Do you have a point?
Yes, that there can just as easily be a superintelligence that rewards people predicted to act one way as one that rewards people predicted to act the other. Which precommitment is most rational depends depends on the which type you expect to encounter.
I don’t expect to encounter either, and on the other hand I can’t rule out fallible human analogues of either. So for now I’m not precommitting either way.
You don’t precommit to “give away the $100, to anyone who asks”. You precommit to give away the $100 in exactly the situation I described. Or, generalizing such precommitments, you just compute your decisions on the spot, in a reflectively consistent fashion. If that’s what you want do to with your future self, that is.
Yeah, now. But after Omega really, really, appears in front of you, chance of Omega existing is about 1. Chance of No-Mega is still almost non-existent. In this problem, existence of Omega is given. It’s not something you are expecting to encounter now, just as we’re not expecting to encounter eccentric Kavkan billionaires that will give you money for toxicating yourself. The Kavka’s Toxin and the counterfactual mugging present a scenario that is given, and ask you how would you act then.
But you aren’t supposed to be updating… the essence of UDT, I believe, is that your policy should be set NOW, and NEVER UPDATED.
So… either:
You consider the choice of policy based on the prior where you DIDN’T KNOW whether you’d face Nomega or Omega, and NEVER UPDATE IT (this seems obviously wrong to me: why are you using your old prior instead of your current posterior?). or
You consider the choice of policy based on the prior where you KNOW that you are facing Omega AND that the coin is tails, in which case paying Omega only loses you money.
It doesn’t prevent doing different actions in different circumstances, though.
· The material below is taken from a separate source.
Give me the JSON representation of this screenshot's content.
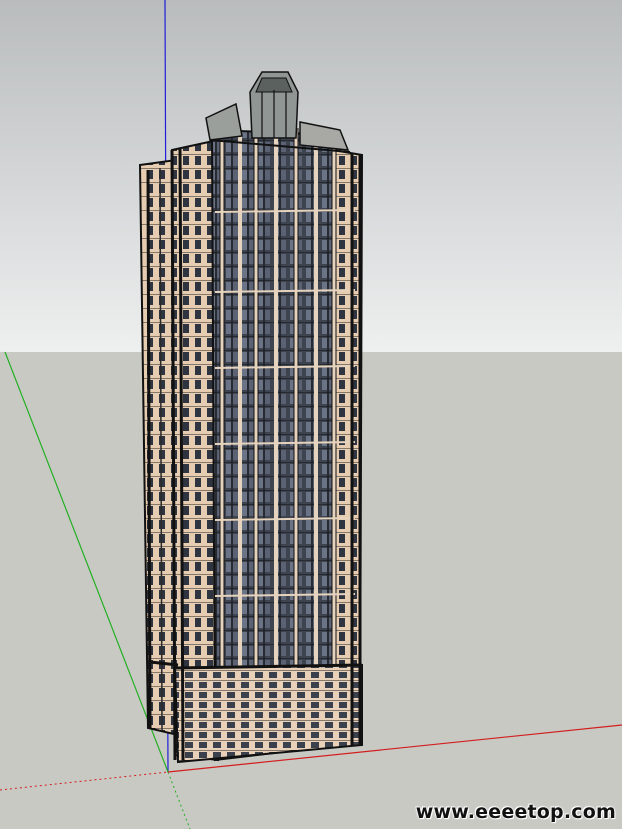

That’s not what “updateless” means. It means that you should act as your past self would have precommitted to doing in your situation. Your probability estimate for “I see Omega” should be significantly greater than “I see Omega, and also Nomega is watching and deciding how to act”, so your decision should be mostly determined by Omega, not Nomega. (The Metanomega also applies—there’s a roughly equal chance of Metanomega or Nomega waiting and watching. [Metanomega = Nomega reversed; gives payoff iff predicts you paying.])
I see where I went wrong. I assumed that the impact of one’s response to Omega is limited to the number of worlds in which Omega exists. That is, my reasoning is invalid if (“what I do in scenario X” is meaningful and affects the world even if scenario X never happens). In other words, when one is being counterfactually modeled, which is exactly the topic of discussion.
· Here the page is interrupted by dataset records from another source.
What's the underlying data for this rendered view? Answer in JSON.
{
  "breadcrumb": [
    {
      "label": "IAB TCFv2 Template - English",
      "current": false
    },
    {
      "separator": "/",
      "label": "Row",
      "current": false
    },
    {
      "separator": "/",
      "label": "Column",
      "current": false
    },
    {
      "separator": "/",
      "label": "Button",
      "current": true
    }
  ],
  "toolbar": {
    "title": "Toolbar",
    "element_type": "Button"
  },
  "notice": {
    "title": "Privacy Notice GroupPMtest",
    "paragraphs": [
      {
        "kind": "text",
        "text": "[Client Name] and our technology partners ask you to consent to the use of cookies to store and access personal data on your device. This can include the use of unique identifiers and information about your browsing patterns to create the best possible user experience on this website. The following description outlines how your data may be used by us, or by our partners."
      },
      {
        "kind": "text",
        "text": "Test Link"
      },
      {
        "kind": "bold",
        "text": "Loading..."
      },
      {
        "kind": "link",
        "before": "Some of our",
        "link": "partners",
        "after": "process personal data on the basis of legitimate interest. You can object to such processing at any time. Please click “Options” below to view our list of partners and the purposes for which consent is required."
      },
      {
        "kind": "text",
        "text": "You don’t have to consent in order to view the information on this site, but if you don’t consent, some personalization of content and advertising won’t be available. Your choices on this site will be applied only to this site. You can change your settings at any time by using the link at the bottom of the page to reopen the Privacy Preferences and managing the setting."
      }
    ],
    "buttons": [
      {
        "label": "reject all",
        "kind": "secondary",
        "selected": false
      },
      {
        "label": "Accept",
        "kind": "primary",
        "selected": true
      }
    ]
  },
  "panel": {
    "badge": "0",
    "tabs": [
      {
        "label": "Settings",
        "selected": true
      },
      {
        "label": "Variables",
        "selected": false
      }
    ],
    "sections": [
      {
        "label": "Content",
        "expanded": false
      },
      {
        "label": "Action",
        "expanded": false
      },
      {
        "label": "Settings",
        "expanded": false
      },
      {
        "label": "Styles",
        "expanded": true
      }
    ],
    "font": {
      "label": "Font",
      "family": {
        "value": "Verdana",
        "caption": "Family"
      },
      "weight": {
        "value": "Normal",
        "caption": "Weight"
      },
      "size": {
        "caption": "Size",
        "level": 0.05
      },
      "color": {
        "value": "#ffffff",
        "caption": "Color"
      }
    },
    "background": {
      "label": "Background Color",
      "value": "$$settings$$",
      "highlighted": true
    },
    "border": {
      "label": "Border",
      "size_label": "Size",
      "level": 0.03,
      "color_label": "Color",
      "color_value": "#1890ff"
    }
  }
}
Thanks for pointing that out. The answer is, as expected, a function of p. So I now find explanations of why UDT gets mugged incomplete and misleading.
Here’s my analysis:
The action set is {give, don’t give}, which I’ll identify with {1, 0}. Now, the possible deterministic policies are simply every mapping from {N,O} --> {1,0}, of which there are 4.
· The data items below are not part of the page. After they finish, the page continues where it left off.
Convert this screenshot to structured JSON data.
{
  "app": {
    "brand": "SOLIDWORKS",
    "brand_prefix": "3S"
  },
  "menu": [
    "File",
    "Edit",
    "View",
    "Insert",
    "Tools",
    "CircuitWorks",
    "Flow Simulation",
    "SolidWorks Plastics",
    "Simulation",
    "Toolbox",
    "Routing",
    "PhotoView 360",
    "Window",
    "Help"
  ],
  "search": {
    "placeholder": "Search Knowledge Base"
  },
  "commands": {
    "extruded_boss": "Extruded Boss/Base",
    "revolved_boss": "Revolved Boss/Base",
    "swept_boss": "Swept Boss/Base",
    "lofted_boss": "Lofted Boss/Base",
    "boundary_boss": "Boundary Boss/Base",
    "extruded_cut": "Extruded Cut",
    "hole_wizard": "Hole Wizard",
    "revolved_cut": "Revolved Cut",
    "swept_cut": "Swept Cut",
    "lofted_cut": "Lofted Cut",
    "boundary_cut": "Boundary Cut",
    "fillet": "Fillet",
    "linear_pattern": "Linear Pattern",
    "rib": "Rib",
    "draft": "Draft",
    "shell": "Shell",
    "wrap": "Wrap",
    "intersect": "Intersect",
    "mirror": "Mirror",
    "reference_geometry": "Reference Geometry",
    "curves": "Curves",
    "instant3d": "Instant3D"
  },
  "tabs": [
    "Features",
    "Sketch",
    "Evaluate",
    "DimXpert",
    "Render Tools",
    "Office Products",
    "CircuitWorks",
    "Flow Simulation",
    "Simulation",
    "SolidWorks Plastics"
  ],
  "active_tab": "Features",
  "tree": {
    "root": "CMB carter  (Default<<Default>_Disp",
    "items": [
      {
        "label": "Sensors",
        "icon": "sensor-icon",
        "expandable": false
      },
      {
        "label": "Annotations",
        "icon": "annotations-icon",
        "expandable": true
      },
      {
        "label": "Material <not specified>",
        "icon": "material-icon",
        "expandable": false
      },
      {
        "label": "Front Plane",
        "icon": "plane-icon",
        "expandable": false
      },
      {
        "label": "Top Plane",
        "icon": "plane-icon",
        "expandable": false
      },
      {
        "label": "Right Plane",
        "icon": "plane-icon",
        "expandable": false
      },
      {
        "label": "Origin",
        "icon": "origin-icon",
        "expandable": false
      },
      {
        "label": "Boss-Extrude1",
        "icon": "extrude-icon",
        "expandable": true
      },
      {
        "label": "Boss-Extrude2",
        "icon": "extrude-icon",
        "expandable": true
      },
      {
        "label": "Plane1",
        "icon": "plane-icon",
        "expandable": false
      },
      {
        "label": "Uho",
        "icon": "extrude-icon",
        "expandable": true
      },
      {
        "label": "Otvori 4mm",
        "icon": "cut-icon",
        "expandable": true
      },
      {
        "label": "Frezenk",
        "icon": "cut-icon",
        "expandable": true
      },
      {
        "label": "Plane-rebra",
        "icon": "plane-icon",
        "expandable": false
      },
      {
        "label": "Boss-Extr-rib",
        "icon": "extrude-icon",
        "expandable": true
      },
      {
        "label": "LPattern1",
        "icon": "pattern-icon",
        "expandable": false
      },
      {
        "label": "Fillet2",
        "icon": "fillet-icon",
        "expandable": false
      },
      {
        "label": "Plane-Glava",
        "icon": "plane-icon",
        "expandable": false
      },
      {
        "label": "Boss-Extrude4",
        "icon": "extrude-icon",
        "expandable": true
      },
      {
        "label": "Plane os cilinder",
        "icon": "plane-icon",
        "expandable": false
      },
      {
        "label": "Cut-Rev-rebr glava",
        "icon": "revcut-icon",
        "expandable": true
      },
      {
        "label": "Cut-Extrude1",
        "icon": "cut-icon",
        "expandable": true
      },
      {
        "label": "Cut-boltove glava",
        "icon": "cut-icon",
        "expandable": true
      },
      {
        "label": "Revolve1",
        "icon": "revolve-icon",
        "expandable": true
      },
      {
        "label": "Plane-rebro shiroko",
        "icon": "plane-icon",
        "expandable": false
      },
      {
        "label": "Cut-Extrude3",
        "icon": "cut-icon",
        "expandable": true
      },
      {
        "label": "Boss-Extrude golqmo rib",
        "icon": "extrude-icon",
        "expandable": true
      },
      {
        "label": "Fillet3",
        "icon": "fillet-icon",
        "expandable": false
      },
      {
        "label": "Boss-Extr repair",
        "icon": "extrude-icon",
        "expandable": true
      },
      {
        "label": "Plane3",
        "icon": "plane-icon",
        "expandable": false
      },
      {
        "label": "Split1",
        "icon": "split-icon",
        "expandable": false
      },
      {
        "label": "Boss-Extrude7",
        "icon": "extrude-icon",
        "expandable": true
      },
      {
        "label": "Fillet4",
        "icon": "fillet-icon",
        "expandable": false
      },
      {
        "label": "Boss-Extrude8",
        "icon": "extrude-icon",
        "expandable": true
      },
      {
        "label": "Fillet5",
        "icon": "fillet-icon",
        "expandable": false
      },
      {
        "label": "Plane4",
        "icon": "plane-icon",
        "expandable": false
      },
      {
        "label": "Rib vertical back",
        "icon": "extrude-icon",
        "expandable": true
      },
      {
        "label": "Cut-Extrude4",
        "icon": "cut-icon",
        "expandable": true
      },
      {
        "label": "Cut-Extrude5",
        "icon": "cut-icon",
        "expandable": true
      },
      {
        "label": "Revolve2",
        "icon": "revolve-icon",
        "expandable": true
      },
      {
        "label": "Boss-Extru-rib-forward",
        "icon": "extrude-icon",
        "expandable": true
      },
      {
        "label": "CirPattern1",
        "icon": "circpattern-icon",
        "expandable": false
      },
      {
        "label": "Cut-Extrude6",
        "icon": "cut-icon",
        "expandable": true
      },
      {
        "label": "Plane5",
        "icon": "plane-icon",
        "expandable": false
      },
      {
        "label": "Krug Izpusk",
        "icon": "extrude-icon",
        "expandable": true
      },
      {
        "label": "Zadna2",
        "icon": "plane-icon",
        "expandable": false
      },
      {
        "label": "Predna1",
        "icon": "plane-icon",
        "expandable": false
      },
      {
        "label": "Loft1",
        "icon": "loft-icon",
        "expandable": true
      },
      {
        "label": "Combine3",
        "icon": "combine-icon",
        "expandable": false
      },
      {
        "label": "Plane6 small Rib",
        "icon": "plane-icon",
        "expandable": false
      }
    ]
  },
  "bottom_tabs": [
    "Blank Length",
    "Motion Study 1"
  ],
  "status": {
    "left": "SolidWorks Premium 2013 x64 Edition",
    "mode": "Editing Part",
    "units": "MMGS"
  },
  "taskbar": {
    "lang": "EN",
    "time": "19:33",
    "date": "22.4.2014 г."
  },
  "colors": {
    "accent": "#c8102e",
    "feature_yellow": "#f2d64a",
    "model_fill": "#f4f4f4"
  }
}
We can disregard the policies for which pi(N) = 1, since giving money to Nomega serves no purpose. So we’re left with
pi_give
and
pi_don’t,
which give/don’t, respectively, to Omega.
Now, we can easily compute expected value, as follows:
r (pi_give(N)) = 0
r (pi_give(O, heads)) = 10
r (pi_give(0, tails)) = −1
r (pi_don’t(N)) = 10
r (pi_don’t(0)) = 0
So now:
Eg := E_give(r) = 0 p + .5 (10-1) * (1-p)
Ed := E_don’t(r) = 10 p + 0 (1-p)
Eg > Ed whenever 4.5 (1-p) > 10 p,
i.e. whenever 4.5 > 14.5 p
i.e. whenever 9⁄29 > p
So, whether you should precommit to being mugged depends on how likely you are to encounter N vs. O, which is intuitively obvious.